Friday, 26 July 2013

Little, Brown, Forty and Counting

I don't think I'd heard of the publishers Little, Brown and now I've heard of two bits of news about their books all at once. Sounds just like Big, Red buses.

'The Cuckoo's Calling' by Robert Galbraith, published as a first novel in April by an arm of Little, Brown, turns out to be by J K Rowling, whose first 'grown-ups' book also published by Little, Brown is about to come out in paperback. Already Warner Brothers are looking into making a film - as the studio who also made the Harry Potters they are merely the favourites - and although the sales of the book went exponential last week once it was revealed who the real author was, apparently TV companies were already making offers beforehand. Although all the fans and sleuths out there managed to recognise obvious clues in the style (apparently Robert was attuned to female fashion, though I'd have thought that male fashion  designers are too, but I suppose they just never write novels) and also the pseudonym, I've not read this first Rowling detective novel. Or any others I have to admit. However, what I'd like to know is, does the title  mean the Calling (as in compulsion) of the Cuckoo, the Cuckoo is calling as in making a racket, or both?

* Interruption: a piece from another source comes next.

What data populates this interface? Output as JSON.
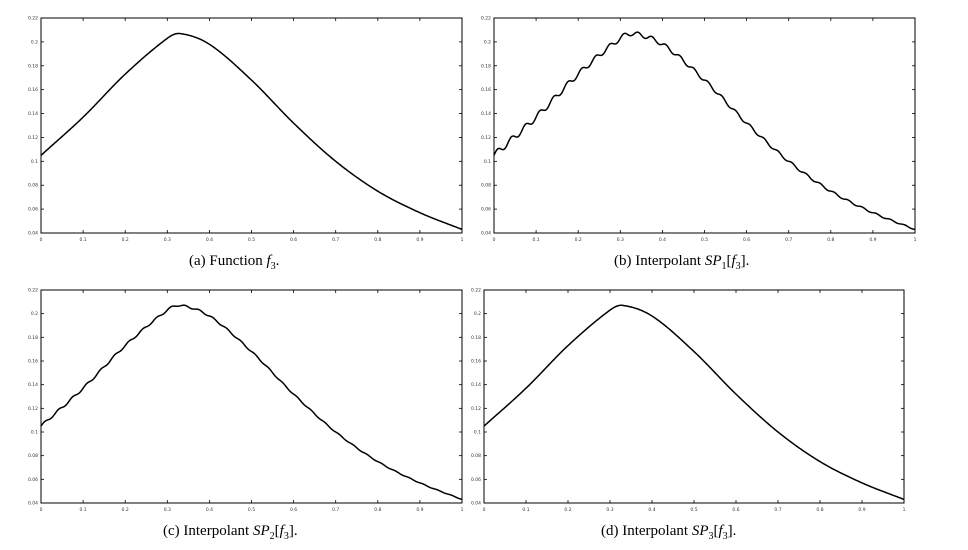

On to the second bit of news from Little, Brown (and what sort of name is that, I ask myself?*) Now an imprint of Little, Brown, Virago's fortieth anniversary this month is being celebrated by their publishing a new book, how else!, 'Virago is 40: A Celebration',  a free ebook at virago.co.uk with contributions from authors from Maya Angelou to Naomi Wolf, which includes meditations on the milestone age and essays on the 1940s, an age which saw British women stepping into  men's jobs in large numbers while they were at war. But on a lighter note, it has Michèle Roberts speaking of Collette:
'She had the kind of face/ that launched a thousand ships./ She was forty round the waist/ the bosom and the hips./ That's what comes of eating/lots of steak and chips.'
* Little, Brown is in fact Little, Brown and Company, established in 1837 by Charles Coffin(?!) Little and James Brown, no not the singer, whose early lists included poetry of Emily Dickinson and Little Women by Louisa May Alcott. They have published a wide range of books from Salinger's Catcher in the Rye, to the works of P G Wodehouse,  Nelson Mandela, the Dalai Lama, Anita Shreve and Ogden Nash, to name but a few. Plus the photography of Ansel Adams.